Functional Hemispherectomy

Hemispherectomy for epilepsy due to non-dominant hemispheral abnormalities in young children with infantile hemiplegia was popularised by Krynauw in the 1950’s. Years later the late morbidity of the operation due to cerebral haemosiderosis became apparent and the operation was largely abandoned. Various modifications to the operation have been attempted. This led to surgery being directed at limited tissue resection of the temporal lobe and central region but disconnection of frontal and occipital lobes as well as corpus callosotomy. This effectively produces a functional hemispherectomy, while eliminating the problems of haemosiderosis that occurs with massive tissue resection. The indications for functional hemispherectomy have now been extended to include children suffering from the progressive chronic encephalitis of Rasmussen, Sturge-Weber Syndrome and Hemimegancephaly. These patients suffer from intractable epilepsy due to unilateral cerebral pathology; they are hemiparetic, show evidence of mental retardation and often manifest poor impulse control and aggressive behaviour.
Seizure control in these patients can be achieved in 70% to 80% of patients, while many demonstrate an improvement in behaviour and intellectual function, with no significant deterioration in motor function after the surgery.

Multiple Subpial Transections

Multiple vertical transections through the cortex leave the vertical columnar arrangement of fibres largely intact thus preserving most incoming and outgoing neural activity while disrupting the lateral fibres within the cortex. As epileptic activity extends horizontally within the cortex, the multiple subpial transactions have the effect of isolating areas of cortex and reducing the spread of seizure activity. The procedure is performed in such a way as to preserve the cortical vasculature. In cases where the epileptogenic zone lies within eloquent areas such as sensorymotor cortex or the language area, cortical resection is contraindicated but multiple subpial transections remains a surgical option.

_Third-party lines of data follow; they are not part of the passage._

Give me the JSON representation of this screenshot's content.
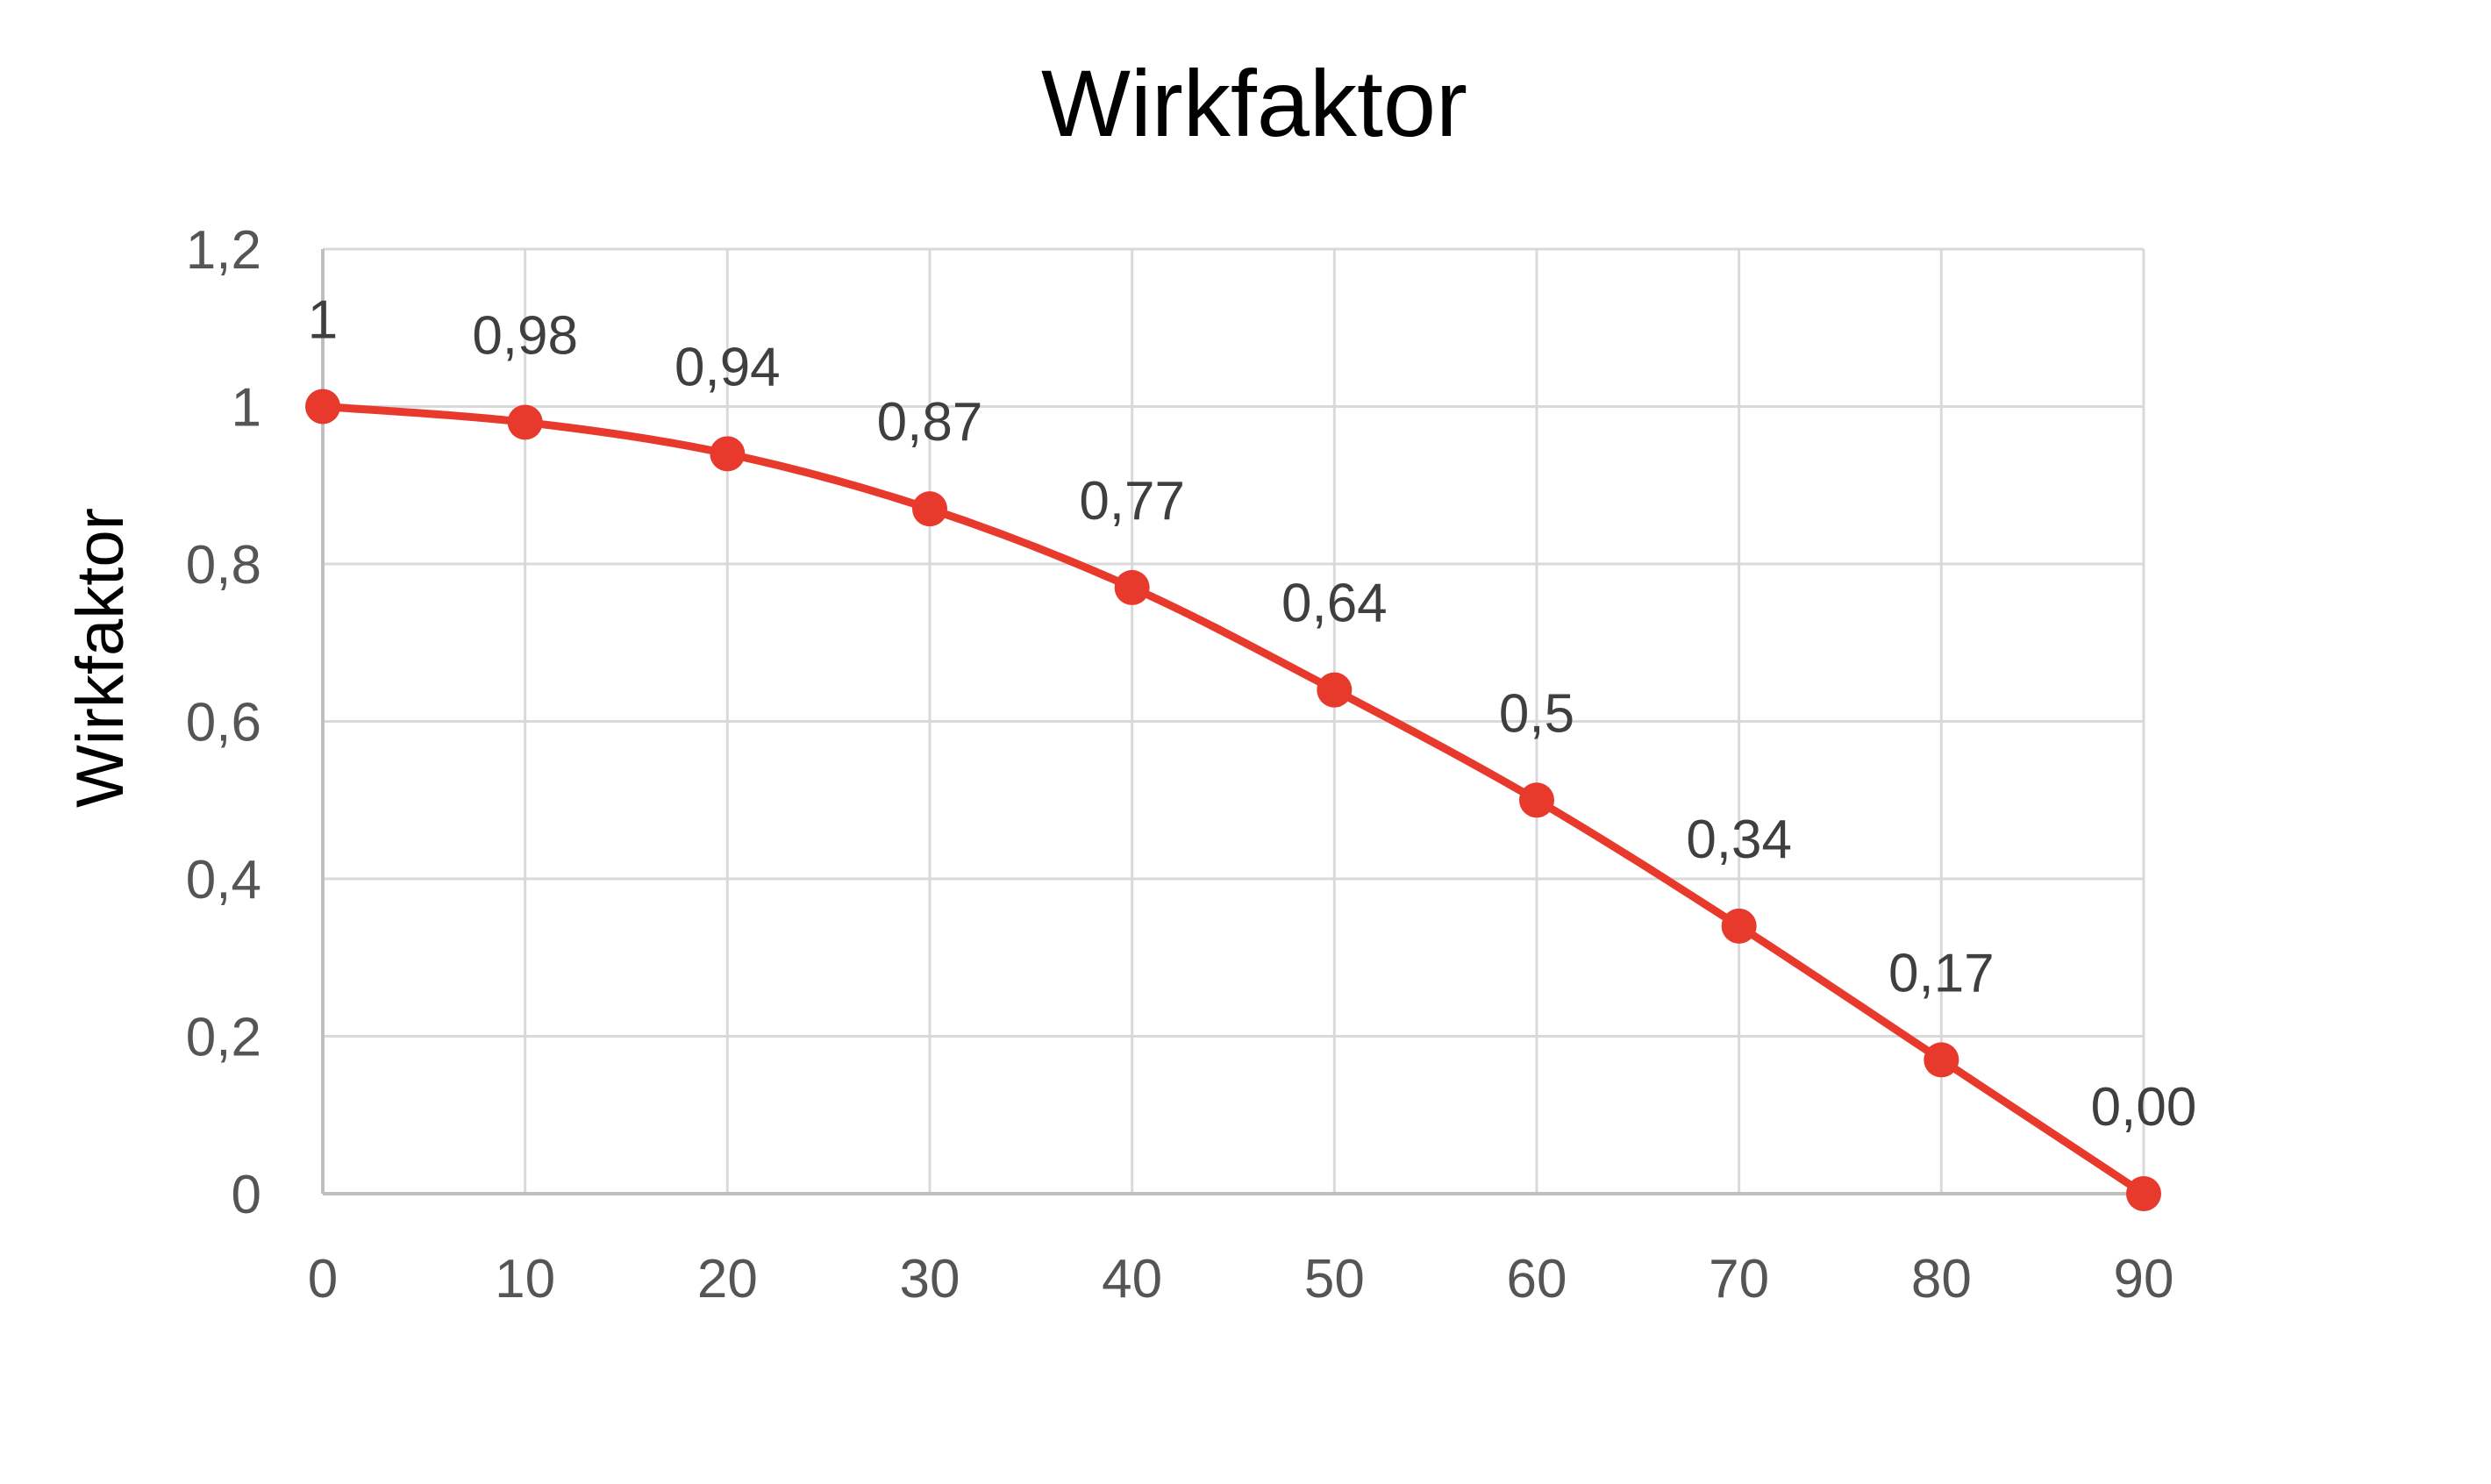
{
  "chart_data": {
    "type": "line",
    "title": "Wirkfaktor",
    "xlabel": "",
    "ylabel": "Wirkfaktor",
    "x": [
      0,
      10,
      20,
      30,
      40,
      50,
      60,
      70,
      80,
      90
    ],
    "x_tick_labels": [
      "0",
      "10",
      "20",
      "30",
      "40",
      "50",
      "60",
      "70",
      "80",
      "90"
    ],
    "xlim": [
      0,
      90
    ],
    "ylim": [
      0,
      1.2
    ],
    "y_ticks": [
      0,
      0.2,
      0.4,
      0.6,
      0.8,
      1,
      1.2
    ],
    "y_tick_labels": [
      "0",
      "0,2",
      "0,4",
      "0,6",
      "0,8",
      "1",
      "1,2"
    ],
    "series": [
      {
        "values": [
          1,
          0.98,
          0.94,
          0.87,
          0.77,
          0.64,
          0.5,
          0.34,
          0.17,
          0.0
        ],
        "labels": [
          "1",
          "0,98",
          "0,94",
          "0,87",
          "0,77",
          "0,64",
          "0,5",
          "0,34",
          "0,17",
          "0,00"
        ],
        "color": "#e8392d",
        "marker": "circle",
        "smooth": true
      }
    ],
    "grid": true,
    "grid_color": "#d9d9d9",
    "axis_color": "#bfbfbf",
    "legend": "none"
  }
}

Vagus Nerve Stimulation (VNS)

Vagus nerve stimulation involves placing an electrode system over the left vagus nerve in the neck; this is connected to a pulse generator that is buried subcutaneously in the pectoral region. It is believed that stimulation of the vagus imparts afferent stimuli to the various cerebral connections associated with the vagus and that this disturbs the mechanisms responsible for seizure activity. The exact neurophysiological mechanism is not known. Vagus nerve stimulation reduces seizure activity by 50% in about one third of patients treated in this manner. The surgery carries little risk to the patient but seldom results in complete cessation of seizures.

CONCLUSION

Recent advances in the neuroimaging, EEG technology and surgical armamentarium as well as the concept of the multi-disciplined epilepsy unit mean that there is now a great deal more that can be done for epileptic patients who are not adequately controlled by medication alone.